To kick off the festivities, pilots launched balloons from more than 100 area elementary schools, introducing students to the science behind ballooning. And at the nine-day fiesta, visitors can visit the discovery center to learn about what makes Albuquerque ideal for ballooning.

In the pop-up discovery center, visitors catalog experiments in “passport” books. Last year the tent ordered 10,000 passports, says staffer George Carrillo Jr. They ran out before the end of the week.

“The majority [of visitors] are kids,” says Mr. Carrillo, “but even the adults come back and say, ‘We learned so much about science.’”

Story Hinckley/The Christian Science Monitor
Pigs fly – or at least one pig floats – at the Albuquerque International Balloon Fiesta.

Inside the Albuquerque box

Thousands of spectators hold a collective breath as a trial balloon rises to test flying conditions for hundreds of balloons lying limp on the grass.

As the rising sun begins to turn the Sandia Mountains watermelon pink, the trial balloon pilot signals to ground staff to raise a green flag. Guests exhale a sigh of relief – their 5 a.m. (or earlier) wake-up alarm was worth it. Balloons will fly today.

Pilots will only ascend in perfect conditions. Fortunately for local ballooners, the Rio Grande Valley hosts a rare confluence of wind, temperature, and aridity each October, giving Albuquerque the nickname “the ballooning capital of the world.”

Because balloon pilots can only control the vertical direction of their balloon, they depend on wind currents to move horizontally. The balloons launch just after sunrise, when the air is cold, the sky is clear, the wind is calm, and they have the best chance of finding the weather phenomenon known as the Albuquerque box.

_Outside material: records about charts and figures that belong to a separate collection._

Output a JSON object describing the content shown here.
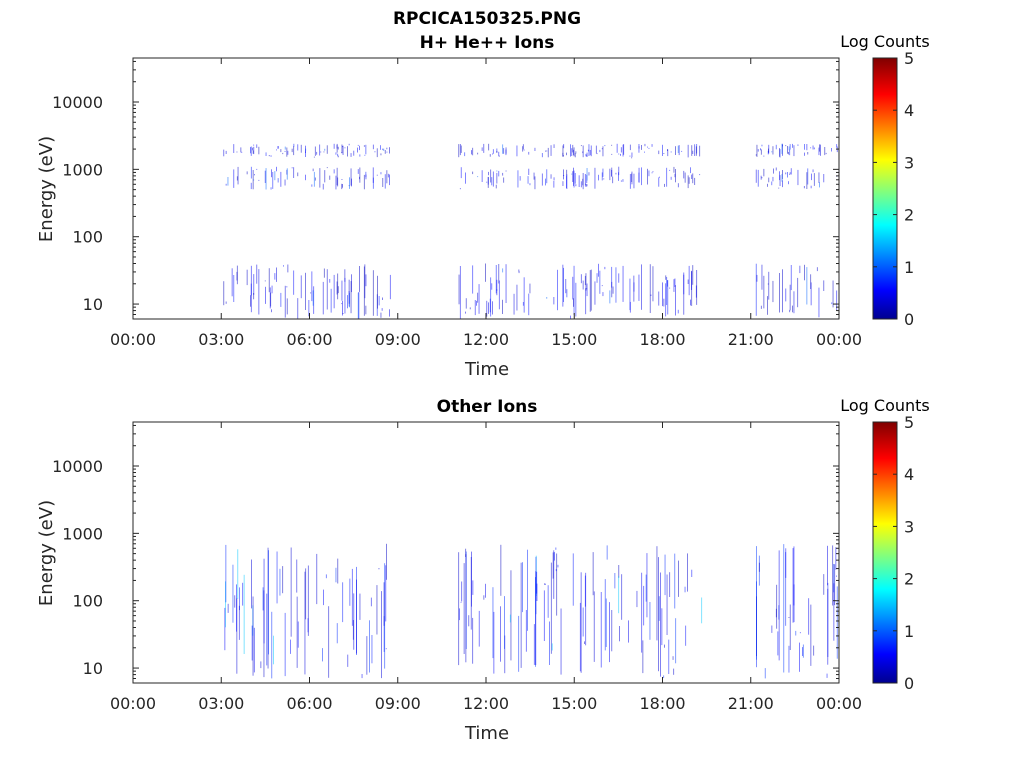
{
  "figure": {
    "title": "RPCICA150325.PNG"
  },
  "chart_data": [
    {
      "type": "heatmap",
      "title": "H+ He++ Ions",
      "xlabel": "Time",
      "ylabel": "Energy (eV)",
      "yscale": "log",
      "xlim": [
        "00:00",
        "24:00"
      ],
      "ylim": [
        6,
        45000
      ],
      "x_tick_labels": [
        "00:00",
        "03:00",
        "06:00",
        "09:00",
        "12:00",
        "15:00",
        "18:00",
        "21:00",
        "00:00"
      ],
      "y_tick_labels": [
        "10",
        "100",
        "1000",
        "10000"
      ],
      "y_ticks": [
        10,
        100,
        1000,
        10000
      ],
      "colorbar": {
        "label": "Log Counts",
        "ticks": [
          "0",
          "1",
          "2",
          "3",
          "4",
          "5"
        ],
        "range": [
          0,
          5
        ],
        "colormap": "jet"
      },
      "data_intervals": [
        [
          "03:00",
          "08:50"
        ],
        [
          "11:00",
          "19:20"
        ],
        [
          "21:10",
          "24:00"
        ]
      ],
      "bands_eV": [
        [
          1500,
          2400
        ],
        [
          500,
          1100
        ],
        [
          6,
          40
        ]
      ],
      "typical_log_counts": 0.5,
      "peak_log_counts": 1.1
    },
    {
      "type": "heatmap",
      "title": "Other Ions",
      "xlabel": "Time",
      "ylabel": "Energy (eV)",
      "yscale": "log",
      "xlim": [
        "00:00",
        "24:00"
      ],
      "ylim": [
        6,
        45000
      ],
      "x_tick_labels": [
        "00:00",
        "03:00",
        "06:00",
        "09:00",
        "12:00",
        "15:00",
        "18:00",
        "21:00",
        "00:00"
      ],
      "y_tick_labels": [
        "10",
        "100",
        "1000",
        "10000"
      ],
      "y_ticks": [
        10,
        100,
        1000,
        10000
      ],
      "colorbar": {
        "label": "Log Counts",
        "ticks": [
          "0",
          "1",
          "2",
          "3",
          "4",
          "5"
        ],
        "range": [
          0,
          5
        ],
        "colormap": "jet"
      },
      "data_intervals": [
        [
          "03:00",
          "08:50"
        ],
        [
          "11:00",
          "19:20"
        ],
        [
          "21:10",
          "24:00"
        ]
      ],
      "bands_eV": [
        [
          7,
          700
        ]
      ],
      "typical_log_counts": 0.6,
      "peak_log_counts": 1.6
    }
  ]
}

“There’s this box circulation that the balloonists love and that only sets up once or twice during the balloon fiesta period,” says David Gutzler, a climatologist at the University of New Mexico in Albuquerque.

When the Albuquerque box is active, cool, low-altitude surface winds trapped near the Rio Grande Valley floor push balloons south toward downtown.

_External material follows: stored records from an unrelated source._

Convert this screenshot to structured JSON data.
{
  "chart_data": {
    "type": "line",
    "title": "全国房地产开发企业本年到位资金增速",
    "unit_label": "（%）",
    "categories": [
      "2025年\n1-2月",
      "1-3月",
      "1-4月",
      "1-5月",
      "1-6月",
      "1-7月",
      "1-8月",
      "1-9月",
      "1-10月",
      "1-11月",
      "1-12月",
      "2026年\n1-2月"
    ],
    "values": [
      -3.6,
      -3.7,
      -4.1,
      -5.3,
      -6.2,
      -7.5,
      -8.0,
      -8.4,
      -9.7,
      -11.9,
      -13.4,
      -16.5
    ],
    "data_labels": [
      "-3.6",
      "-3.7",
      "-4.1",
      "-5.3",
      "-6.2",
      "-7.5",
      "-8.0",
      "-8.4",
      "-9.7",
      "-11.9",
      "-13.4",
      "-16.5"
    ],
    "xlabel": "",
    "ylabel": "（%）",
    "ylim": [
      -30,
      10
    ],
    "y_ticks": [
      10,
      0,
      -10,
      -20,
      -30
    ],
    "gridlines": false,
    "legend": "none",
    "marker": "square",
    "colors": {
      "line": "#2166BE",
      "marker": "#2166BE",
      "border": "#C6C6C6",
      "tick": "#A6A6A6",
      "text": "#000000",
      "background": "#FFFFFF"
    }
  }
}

The pilots ascend into the sky by lighting a flame above the gondola, heating the air inside the balloon to rise above the cooler air. Upon reaching a higher altitude, the balloon can hitch a ride on the warmer air currents above the Sandia Mountains and sail north before descending again to catch the low-altitude surface winds and complete a boxlike course.

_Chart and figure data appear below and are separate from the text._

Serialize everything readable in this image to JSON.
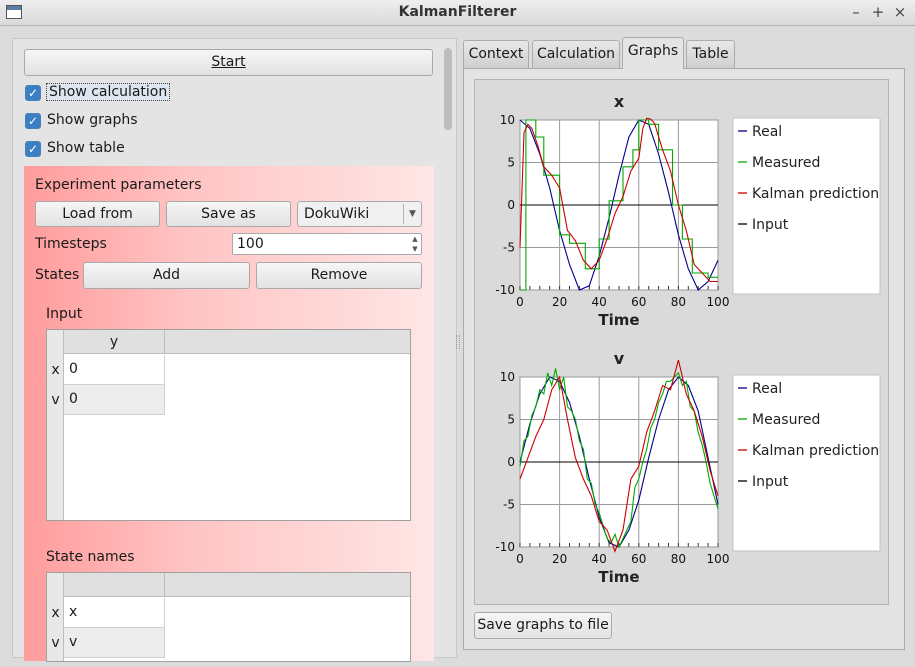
{
  "window": {
    "title": "KalmanFilterer",
    "controls": [
      "–",
      "+",
      "×"
    ]
  },
  "left": {
    "start_label": "Start",
    "checkboxes": [
      {
        "label": "Show calculation",
        "checked": true
      },
      {
        "label": "Show graphs",
        "checked": true
      },
      {
        "label": "Show table",
        "checked": true
      }
    ],
    "experiment_parameters": "Experiment parameters",
    "load_from": "Load from",
    "save_as": "Save as",
    "format_value": "DokuWiki",
    "timesteps_label": "Timesteps",
    "timesteps_value": "100",
    "states_label": "States",
    "add_label": "Add",
    "remove_label": "Remove",
    "input_title": "Input",
    "input_table": {
      "column": "y",
      "rows": [
        {
          "header": "x",
          "value": "0"
        },
        {
          "header": "v",
          "value": "0"
        }
      ]
    },
    "state_names_title": "State names",
    "state_names_table": {
      "rows": [
        {
          "header": "x",
          "value": "x"
        },
        {
          "header": "v",
          "value": "v"
        }
      ]
    }
  },
  "tabs": [
    {
      "label": "Context"
    },
    {
      "label": "Calculation"
    },
    {
      "label": "Graphs",
      "active": true
    },
    {
      "label": "Table"
    }
  ],
  "save_graphs_label": "Save graphs to file",
  "colors": {
    "real": "#00008b",
    "measured": "#00aa00",
    "kalman": "#cc0000",
    "input": "#000000"
  },
  "chart_data": [
    {
      "type": "line",
      "title": "x",
      "xlabel": "Time",
      "xlim": [
        0,
        100
      ],
      "ylim": [
        -10,
        10
      ],
      "x_ticks": [
        0,
        20,
        40,
        60,
        80,
        100
      ],
      "y_ticks": [
        10,
        5,
        0,
        -5,
        -10
      ],
      "grid": true,
      "legend": "right",
      "series": [
        {
          "name": "Real",
          "color": "#00008b",
          "x": [
            0,
            5,
            10,
            15,
            20,
            25,
            30,
            35,
            40,
            45,
            50,
            55,
            60,
            65,
            70,
            75,
            80,
            85,
            90,
            95,
            100
          ],
          "y": [
            10,
            9,
            6,
            2,
            -3,
            -7,
            -10,
            -9.5,
            -6,
            -1.5,
            3.5,
            8,
            10,
            9.5,
            6,
            1.5,
            -3.5,
            -7.5,
            -10,
            -9,
            -6.5
          ]
        },
        {
          "name": "Measured",
          "color": "#00aa00",
          "x": [
            0,
            3,
            3,
            8,
            8,
            12,
            12,
            20,
            20,
            25,
            25,
            33,
            33,
            40,
            40,
            45,
            45,
            52,
            52,
            57,
            57,
            60,
            60,
            65,
            65,
            70,
            70,
            77,
            77,
            82,
            82,
            87,
            87,
            95,
            95,
            100
          ],
          "y": [
            -10,
            -10,
            10,
            10,
            8,
            8,
            3.5,
            3.5,
            -3.5,
            -3.5,
            -4.5,
            -4.5,
            -7.5,
            -7.5,
            -4,
            -4,
            0.5,
            0.5,
            4.5,
            4.5,
            6.5,
            6.5,
            10,
            10,
            9.5,
            9.5,
            6.5,
            6.5,
            0,
            0,
            -4,
            -4,
            -8,
            -8,
            -8.5,
            -8.5
          ]
        },
        {
          "name": "Kalman prediction",
          "color": "#cc0000",
          "x": [
            0,
            2,
            4,
            6,
            9,
            12,
            16,
            20,
            24,
            28,
            32,
            36,
            40,
            44,
            48,
            52,
            56,
            60,
            62,
            64,
            66,
            68,
            72,
            76,
            80,
            84,
            88,
            92,
            96,
            100
          ],
          "y": [
            -5,
            8.5,
            9.5,
            9,
            7,
            4.5,
            3.5,
            2,
            -3,
            -4.2,
            -6.5,
            -7.5,
            -6.5,
            -4,
            -1,
            1,
            4,
            5.5,
            9,
            10.2,
            10.1,
            9.6,
            6.5,
            4,
            0,
            -3,
            -7,
            -8,
            -9,
            -9
          ]
        },
        {
          "name": "Input",
          "color": "#000000",
          "x": [
            0,
            100
          ],
          "y": [
            0,
            0
          ]
        }
      ]
    },
    {
      "type": "line",
      "title": "v",
      "xlabel": "Time",
      "xlim": [
        0,
        100
      ],
      "ylim": [
        -10,
        10
      ],
      "x_ticks": [
        0,
        20,
        40,
        60,
        80,
        100
      ],
      "y_ticks": [
        10,
        5,
        0,
        -5,
        -10
      ],
      "grid": true,
      "legend": "right",
      "series": [
        {
          "name": "Real",
          "color": "#00008b",
          "x": [
            0,
            5,
            10,
            15,
            20,
            25,
            30,
            35,
            40,
            45,
            50,
            55,
            60,
            65,
            70,
            75,
            80,
            85,
            90,
            95,
            100
          ],
          "y": [
            0,
            4.5,
            8,
            10,
            9.5,
            7,
            3,
            -2,
            -6.5,
            -9.5,
            -10,
            -8,
            -4.5,
            0.5,
            5,
            8.5,
            10,
            9,
            6,
            0.5,
            -5
          ]
        },
        {
          "name": "Measured",
          "color": "#00aa00",
          "x": [
            0,
            2,
            4,
            6,
            8,
            10,
            12,
            14,
            16,
            18,
            20,
            22,
            24,
            26,
            28,
            30,
            32,
            34,
            36,
            38,
            40,
            42,
            44,
            46,
            48,
            50,
            52,
            54,
            56,
            58,
            60,
            62,
            64,
            66,
            68,
            70,
            72,
            74,
            76,
            78,
            80,
            82,
            84,
            86,
            88,
            90,
            92,
            94,
            96,
            98,
            100
          ],
          "y": [
            -0.5,
            2.5,
            3,
            5.5,
            6.5,
            8.5,
            8,
            10.5,
            9,
            11,
            8.5,
            10,
            6.5,
            6,
            5,
            2.5,
            1.5,
            -2,
            -2.5,
            -5,
            -6,
            -7.5,
            -9,
            -9.5,
            -8.5,
            -10,
            -9,
            -8,
            -7,
            -3,
            -2,
            0,
            1.5,
            4,
            5,
            7,
            8,
            9.5,
            9.5,
            10,
            10.5,
            9,
            9.5,
            6.5,
            6,
            3.5,
            2,
            0,
            -2.5,
            -4,
            -5.5
          ]
        },
        {
          "name": "Kalman prediction",
          "color": "#cc0000",
          "x": [
            0,
            4,
            8,
            12,
            16,
            20,
            24,
            28,
            32,
            36,
            40,
            44,
            48,
            52,
            56,
            60,
            64,
            68,
            72,
            76,
            80,
            82,
            84,
            88,
            92,
            96,
            100
          ],
          "y": [
            -2,
            0.5,
            3,
            5,
            8.5,
            10,
            5,
            0.5,
            -2,
            -4,
            -7,
            -8,
            -10.5,
            -8,
            -2,
            -0.5,
            3.5,
            6,
            9,
            8.5,
            12,
            10,
            8,
            6,
            3,
            -1,
            -4
          ]
        },
        {
          "name": "Input",
          "color": "#000000",
          "x": [
            0,
            100
          ],
          "y": [
            0,
            0
          ]
        }
      ]
    }
  ]
}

“On the perfect box day, you can land your balloon right where you took off,” says Dr. Gutzler.

Story Hinckley/The Christian Science Monitor
A balloonist heats the envelope of a hot-air balloon at the Albuquerque International Balloon Fiesta.

A bridge to climate science

Across the launchpad, a field large enough to fit 56 football fields, young families stroll among swelling balloons. They eat cheesy arepas hot off the griddle and warm their hands on cups of coffee. The valley’s cold morning air is necessary for the balloons, but it can still numb guests who wear hats and winter coats.

This year’s fiesta attracted almost 900,000 guests, the majority of them from out of state. And while the fiesta has become an international cultural event, many guests are drawn as much by the science as by the spectacle.

“He loves science,” says Sonja Ramirez, gesturing to her vigorously nodding son. “We were talking about it earlier, what makes [the balloons] go up and why we have them here in Albuquerque.”

But just as the global temperature has steadily risen in recent decades, temperatures during the fiesta have gradually risen, too, since the first event in 1972. Locals comment that the fiesta morning chill loses a bit of its bite each year.

Time spent in the fiesta’s discovery center can help the public to understand the science behind those climatic changes.

“Thinking about ballooning, and what goes into something like the balloon fiesta, all of that is a straightforward application of atmospheric physics,” he says. “We apply that same basic thinking to climate change.”